Машка лежала на его татуированной руке и думала — «зачем же ты должен идти, раз боишься? Раз не доверяешь… Какие, к черту, пластины?! Тут жизнь решается…» А он, наверное, думал, что она уже его, лампа Аладдина, не думал, что она чокнутая, все перевернет.
* * *
Певица лежала под пуховым одеялом, натянув его на голову, закрыв лицо. Только кончик носа торчал. Звонок в дверь был каким-то нервнопугливым. Она открыла глаза и взглянула на стол. Будильник тонко тикал и показывал ровно три часа.

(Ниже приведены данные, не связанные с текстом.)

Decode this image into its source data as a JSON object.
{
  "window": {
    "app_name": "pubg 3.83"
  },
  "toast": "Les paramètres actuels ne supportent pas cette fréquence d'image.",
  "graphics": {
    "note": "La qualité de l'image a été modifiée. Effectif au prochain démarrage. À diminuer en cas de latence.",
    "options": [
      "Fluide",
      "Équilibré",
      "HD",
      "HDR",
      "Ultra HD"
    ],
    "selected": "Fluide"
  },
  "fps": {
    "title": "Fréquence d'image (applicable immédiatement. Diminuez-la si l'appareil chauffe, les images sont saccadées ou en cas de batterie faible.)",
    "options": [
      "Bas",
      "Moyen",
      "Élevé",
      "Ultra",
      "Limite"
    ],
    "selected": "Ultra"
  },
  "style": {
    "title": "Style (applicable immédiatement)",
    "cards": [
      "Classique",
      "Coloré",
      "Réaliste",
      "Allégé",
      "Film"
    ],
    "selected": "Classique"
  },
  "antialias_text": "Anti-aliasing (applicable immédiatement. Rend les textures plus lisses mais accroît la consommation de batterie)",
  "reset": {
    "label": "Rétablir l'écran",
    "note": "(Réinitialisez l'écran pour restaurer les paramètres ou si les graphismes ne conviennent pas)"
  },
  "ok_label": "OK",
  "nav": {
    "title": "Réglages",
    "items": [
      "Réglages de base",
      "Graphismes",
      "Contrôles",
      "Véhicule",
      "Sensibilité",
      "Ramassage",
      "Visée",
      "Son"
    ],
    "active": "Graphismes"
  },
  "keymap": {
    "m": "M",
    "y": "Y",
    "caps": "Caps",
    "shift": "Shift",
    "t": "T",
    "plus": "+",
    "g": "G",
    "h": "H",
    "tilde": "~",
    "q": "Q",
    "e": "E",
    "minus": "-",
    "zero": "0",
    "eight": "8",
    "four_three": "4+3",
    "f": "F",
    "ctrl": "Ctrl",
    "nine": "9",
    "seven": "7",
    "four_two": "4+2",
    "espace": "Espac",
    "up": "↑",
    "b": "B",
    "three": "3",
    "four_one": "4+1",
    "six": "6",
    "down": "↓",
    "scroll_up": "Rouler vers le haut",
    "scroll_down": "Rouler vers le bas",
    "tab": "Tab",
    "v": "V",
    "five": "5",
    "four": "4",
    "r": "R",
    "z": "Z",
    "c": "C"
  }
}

Он был неисправим — как солдат точен. Стойко оптимистический пессимист. Певица встала и пошла к дверям.
За дверьми эти секунды, может, были самыми длинными за последнее время в его жизни. Он стоял за дверьми (в который уже раз за эти полтора года!), за дверьми, к которым взбегал, к которым подходил на цыпочках, подползал, спускался с пролета выше, за которыми стоял не дыша… Он стоял за ними в последний раз. Он пришел забрать Марию из-за этих дверей. Насовсем.
Машка прислонилась лбом к косяку, положа уже руку на задвижку-замок. «Если бы я не устроила всей этой истории, он так бы и говорил мне по телефону. «Такие дела», отворачиваясь к делам? Он оказался мужчиной. Это там мужчина стоит, а не писатель…»
Она открыла. У него был ошалевший вид. Детское что-то было в лице. Храбрец, который чуточку боится. В одной руке у него была синяя дорожная сумка, в другой громадный мешок из РТТ[183].
«Как же мы будем жить здесь?» — спрашивала Машка писателя, сидя на его матрасе, оглядываясь. Когда он сказал ей «Давай жить снова вместе». Он сказал наконец то, что лампа Аладдина, русская Мария, хотела: «Я беру тебя, Маша, к себе».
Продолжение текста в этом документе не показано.